Union hat von Januar 2016 bis Sommer 2020 ja auch einen Kroos in seinen Reihen gehabt, Felix Kroos. Er ist diesmal sogar Teil der offiziellen Delegation der Köpenicker - und somit einer der wenigen Unioner mit Bernabéu-Erfahrung.

Kroos, 32, war schon bei der offiziellen Präsentation des Bruders nach Deutschlands WM-Sieg 2014 auf der Ehrentribüne dabei. Was er den Unionern nicht nehmen kann: das Gefühl, ihr historisches Champions-League-Debüt an einem Ort zu geben, wo die "szenische Angst" grassiert, wie es der argentinische Fußballphilosoph Jorge Valdano einmal formuliert hat, der einstige Spieler, Trainer und Manager bei Real Madrid.

"Es wäre doch schlimm, wenn Vorfreude und Aufregung nicht da wären", sagt nun Felix Kroos der SZ, "selbst ich bin etwas aufgeregt." Es sei nur schwer zu beschreiben, was da auf einen einströmt. "Es ist auch für mich jedes Mal ein ganz besonderes Feeling, dieser Begriff Mythos passt einfach total. Wenn man vor Ort ist, weiß man, was gemeint ist."

"Die Entwicklung ist im Rücklauf immer noch schwer zu erklären", sagt Felix Kroos

Mehr als an jedem anderen Ort der Fußballwelt werden sich die Unioner wohl 90 Minuten lang den Gedanken vorbeten müssen, dass das Feld genauso groß ist wie in der Alten Försterei und im Bernabéu auch nur zwei Tore stehen, elf Spieler gegen elf weitere spielen, der Ball rund ist. Auch wenn Real Madrids Trainer Carlo Ancelotti am Mittwoch voll des Lobes für eine "sehr solide, gut organisierte Mannschaft" war, die "sehr intensiv" spiele und sich die Champions League verdient habe, und so sehr Toni Kroos im Podcast "Einfach mal luppen", den er mit seinem Bruder produziert, vor den Köpenickern öffentlich warnte - der Qualitätsunterschied ist nicht wegzudiskutieren.

"Wie schaffen sie es, gerade zum Anfang des Spiels ihre Identität auf dem Platz zu kriegen?", das sei die Schlüsselfrage, argumentiert Felix Kroos. "Wenn sie das in Perfektion schaffen, heißt es immer noch nicht, dass sie einen Punkt holen.
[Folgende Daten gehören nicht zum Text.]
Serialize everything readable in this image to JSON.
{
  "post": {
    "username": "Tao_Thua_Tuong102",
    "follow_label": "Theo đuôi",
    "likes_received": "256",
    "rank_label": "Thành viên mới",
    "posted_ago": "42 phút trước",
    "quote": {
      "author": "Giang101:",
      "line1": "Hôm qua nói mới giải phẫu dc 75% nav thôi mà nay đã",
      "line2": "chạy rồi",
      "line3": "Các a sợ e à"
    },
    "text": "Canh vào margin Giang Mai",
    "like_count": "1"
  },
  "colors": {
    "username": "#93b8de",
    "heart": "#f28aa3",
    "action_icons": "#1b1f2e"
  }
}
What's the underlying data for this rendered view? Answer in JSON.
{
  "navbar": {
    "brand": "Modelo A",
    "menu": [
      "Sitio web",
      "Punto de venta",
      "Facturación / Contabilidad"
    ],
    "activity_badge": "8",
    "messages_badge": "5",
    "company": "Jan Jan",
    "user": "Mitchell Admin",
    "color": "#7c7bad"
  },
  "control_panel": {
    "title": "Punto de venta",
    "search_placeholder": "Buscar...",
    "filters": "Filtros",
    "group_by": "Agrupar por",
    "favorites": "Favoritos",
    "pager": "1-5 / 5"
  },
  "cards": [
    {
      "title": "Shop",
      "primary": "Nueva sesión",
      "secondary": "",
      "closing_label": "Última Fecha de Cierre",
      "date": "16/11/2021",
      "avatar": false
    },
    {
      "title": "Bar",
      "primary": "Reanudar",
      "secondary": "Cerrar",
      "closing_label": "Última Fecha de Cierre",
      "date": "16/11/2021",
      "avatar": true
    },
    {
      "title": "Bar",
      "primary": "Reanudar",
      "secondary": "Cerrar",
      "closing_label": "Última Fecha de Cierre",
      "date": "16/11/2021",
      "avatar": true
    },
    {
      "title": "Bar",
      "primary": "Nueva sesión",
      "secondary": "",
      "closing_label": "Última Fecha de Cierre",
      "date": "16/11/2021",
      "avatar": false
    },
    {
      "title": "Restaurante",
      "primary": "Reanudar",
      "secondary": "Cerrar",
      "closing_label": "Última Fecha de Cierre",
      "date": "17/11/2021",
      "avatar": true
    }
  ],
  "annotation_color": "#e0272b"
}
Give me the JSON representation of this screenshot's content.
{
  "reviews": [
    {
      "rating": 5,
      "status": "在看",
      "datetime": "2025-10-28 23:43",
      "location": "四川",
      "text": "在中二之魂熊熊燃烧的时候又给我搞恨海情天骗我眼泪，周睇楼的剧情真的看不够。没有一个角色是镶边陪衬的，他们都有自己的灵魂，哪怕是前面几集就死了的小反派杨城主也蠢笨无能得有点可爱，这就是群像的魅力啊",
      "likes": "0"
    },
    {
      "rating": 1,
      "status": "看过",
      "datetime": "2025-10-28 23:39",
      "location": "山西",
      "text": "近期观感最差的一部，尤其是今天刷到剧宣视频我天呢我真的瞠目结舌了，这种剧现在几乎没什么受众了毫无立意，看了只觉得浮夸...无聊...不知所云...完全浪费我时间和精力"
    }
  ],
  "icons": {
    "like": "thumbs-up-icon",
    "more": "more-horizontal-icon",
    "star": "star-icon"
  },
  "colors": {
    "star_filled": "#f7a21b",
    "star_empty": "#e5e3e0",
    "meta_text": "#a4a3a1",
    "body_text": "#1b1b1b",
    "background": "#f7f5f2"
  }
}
Aber die Art und Weise des Spiels wird es auf jeden Fall beeinflussen." Und es bleibt ja dabei: dass Union es überhaupt bis in den wichtigsten Klubwettbewerb der Welt geschafft hat, bleibt ein Meilenstein.

"Die Entwicklung war nicht abzusehen, und im Rücklauf ist sie auch immer noch schwer zu erklären", sagt Kroos, der 2019 zu Unions Aufstiegsmannschaft gehörte. "Das ist eine Story, die man im Fußball ganz, ganz selten erlebt hat. Und es ist für mich immer noch ein besonderes Gefühl, aktiver Teil davon gewesen zu sein."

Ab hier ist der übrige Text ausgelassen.